Wednesday, April 04, 2012

NY Times Roundtable on Affirmative Action in Brazil

The favela of Vidigal, in Rio de Janeiro
(Photo: www.midiaindependente.org)
These days I'm trying to limit hyperlinks to the New York Times, which has now limited non-subscribers to only 10 monthly views (come on, NY Times!). If anyone had questions whether it was a newspaper geared towards people of means and their supporters, this pretty much answers it. (And I hope to post a short review of Chris Lehmann's nonfiction survey Rich People Things, which indicts the Times, very soon.) There are some simple ways around this, but I'm not going to post them, and not everyone will easily figure them out, so....

Anyways, the Times recently dedicated one of its roundtable discussions ostensibly to the topics of race (a constant tripwire for its writers, who seem incapable of mentioning the word "racism") and identity (and identification) in Brazil, titling it "Brazil's Racial Identity Challenge," though it focused on affirmative action in Brazilian universities, which is only one of the many race-related issues Brazil and most societies in the Americas, including the United States, face, an insight I would have thought would be clear as crystal given the recent Trayvon Martin murder and the Supreme Court's 5-4 decision, just the other day, to authorize strip searches of all admittees to prisons' general populations, a ruling that derived from a case originally arising out of an African-American man, Albert Florence, who police arrested and strip-searched in New Jersey because of racial profiling.

The roundtable featured 8 social scientists, authors and artists, 4 of them Brazilian, and two of them (at least) Afro-Brazilians. Unsurprisingly they didn't agree on all points, and the commentary was far too brief to address the complexity of topic of affirmative action, but all of them offered insightful comments. The comparisons to the US, particularly by the Brazilians, I thought, were especially worth thinking about.

Here are snippets from four of the commentators:

Melissa Nobles, MIT professor of political science and author of Shades of Citizenship: Race and the Census in Modern Politics
However, the [affirmative action university] quotas are working, although not without complications. Some whites have claimed to be black in order to gain entry, but these cases are relatively few. Of much greater importance is the fact that Brazil’s public universities now have sizable black, brown and poor student populations. And as some affirmative action supporters point out, the police seem to have little trouble determining who is black.
Antonio Sérgio Alfredo Guimarães, Professor of Sociology at the University of São Paulo
Symbolically those policies are important in showing that being black (preto or pardo) in Brazil today is no longer a source of shame but rather one of pride. Descent from Africa is openly assumed and socially recognized. The policies also demonstrate that publicly financed universities must care for the quality of the education they offer without degrading the fairness of their admission when it becomes biased by class, race or color.
Marcelo Paixão, Professor of Economics and Sociology at the Federal University of Rio de Janeiro
Brazil could use U.S.-style affirmative action as a good practice to increase social conditions of the Afrodescendant population and other minority groups.
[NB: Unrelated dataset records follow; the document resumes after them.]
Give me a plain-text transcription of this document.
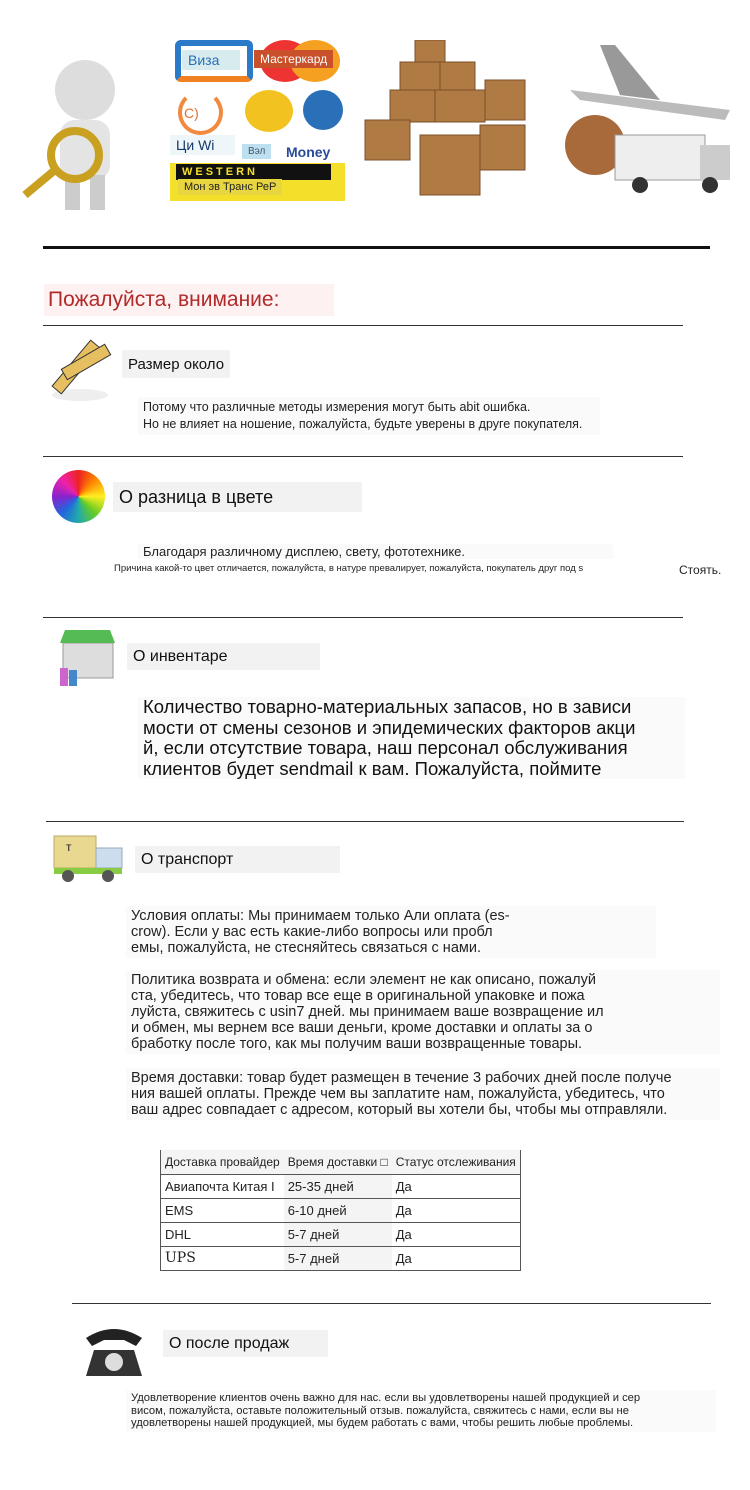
Виза	Мастеркард
С)
Ци Wi	Вэл	Money
WESTERN
Мон эв Транс РеР
Пожалуйста, внимание:
Размер около
Потому что различные методы измерения могут быть abit ошибка.
Но не влияет на ношение, пожалуйста, будьте уверены в друге покупателя.
О разница в цвете
Благодаря различному дисплею, свету, фототехнике.
Причина какой-то цвет отличается, пожалуйста, в натуре превалирует, пожалуйста, покупатель друг под s	Стоять.
О инвентаре
Количество товарно-материальных запасов, но в зависи
мости от смены сезонов и эпидемических факторов акци
й, если отсутствие товара, наш персонал обслуживания
клиентов будет sendmail к вам. Пожалуйста, поймите
т
О транспорт
Условия оплаты: Мы принимаем только Али оплата (es-
crow). Если у вас есть какие-либо вопросы или пробл
емы, пожалуйста, не стесняйтесь связаться с нами.
Политика возврата и обмена: если элемент не как описано, пожалуй
ста, убедитесь, что товар все еще в оригинальной упаковке и пожа
луйста, свяжитесь с usin7 дней. мы принимаем ваше возвращение ил
и обмен, мы вернем все ваши деньги, кроме доставки и оплаты за о
бработку после того, как мы получим ваши возвращенные товары.
Время доставки: товар будет размещен в течение 3 рабочих дней после получе
ния вашей оплаты. Прежде чем вы заплатите нам, пожалуйста, убедитесь, что
ваш адрес совпадает с адресом, который вы хотели бы, чтобы мы отправляли.
Доставка провайдер	Время доставки □	Статус отслеживания
Авиапочта Китая I	25-35 дней	Да
EMS	6-10 дней	Да
DHL	5-7 дней	Да
UPS	5-7 дней	Да
О после продаж
Удовлетворение клиентов очень важно для нас. если вы удовлетворены нашей продукцией и сер
висом, пожалуйста, оставьте положительный отзыв. пожалуйста, свяжитесь с нами, если вы не
удовлетворены нашей продукцией, мы будем работать с вами, чтобы решить любые проблемы.
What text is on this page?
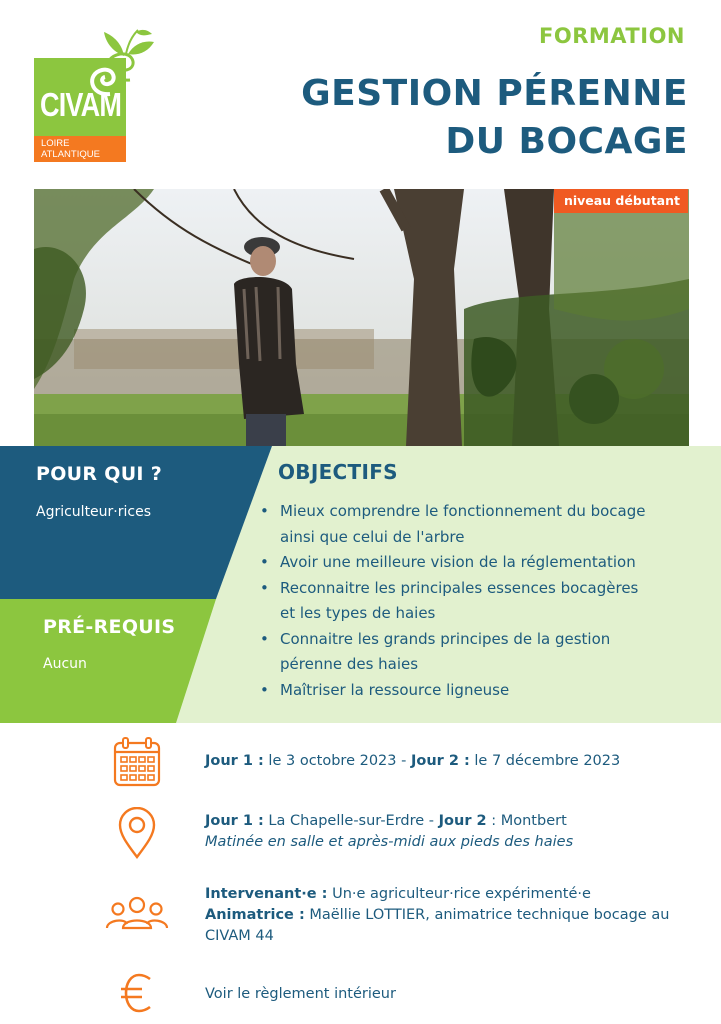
CIVAM
LOIRE
ATLANTIQUE
FORMATION
GESTION PÉRENNE
DU BOCAGE
niveau débutant
POUR QUI ?
Agriculteur·rices
PRÉ-REQUIS
Aucun
OBJECTIFS
• Mieux comprendre le fonctionnement du bocage
ainsi que celui de l'arbre
• Avoir une meilleure vision de la réglementation
• Reconnaitre les principales essences bocagères
et les types de haies
• Connaitre les grands principes de la gestion
pérenne des haies
• Maîtriser la ressource ligneuse
Jour 1 : le 3 octobre 2023 - Jour 2 : le 7 décembre 2023
Jour 1 : La Chapelle-sur-Erdre - Jour 2 : Montbert
Matinée en salle et après-midi aux pieds des haies
Intervenant·e : Un·e agriculteur·rice expérimenté·e
Animatrice : Maëllie LOTTIER, animatrice technique bocage au CIVAM 44
Voir le règlement intérieur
But the U.S. and Brazil have different histories. We can't simply adopt the U.S. approach. Instead we need to understand how Americans fight against racism and disseminate racial diversity in different areas of social life.

Yvonne Maggie, a professor in the department of cultural anthropology at the Federal University of Rio de Janeiro; author of Guerra de Orixá and Medo do Feitiço; co-editor of Raça Como Retórica; and blogger at A Vida Como Ela Parece Ser (Life As It Seems to Be).
A Brazilian system based on group identities similar to American affirmative action would have to render separate that which is conjoined. For this to come about we would first have to establish potentially harmful policies delimiting distinct "racial" identities. This is precisely what has been happening in the last 10 years in Brazil since the first law was passed to create racial quotas for access to university. Since then, public school programs have sought to strengthen identities through courses that attempt to establish who is "black" and who is not, and, in many cases, courts have adjudicated on whether people who self-proclaim to be "black," as defined by law, are speaking the truth or lying.
I'm curious to know what Brazilians think about this discussion, so if any Brazilian readers come across this blogpost, please do post some thoughts, but thoughts from any readers are welcome.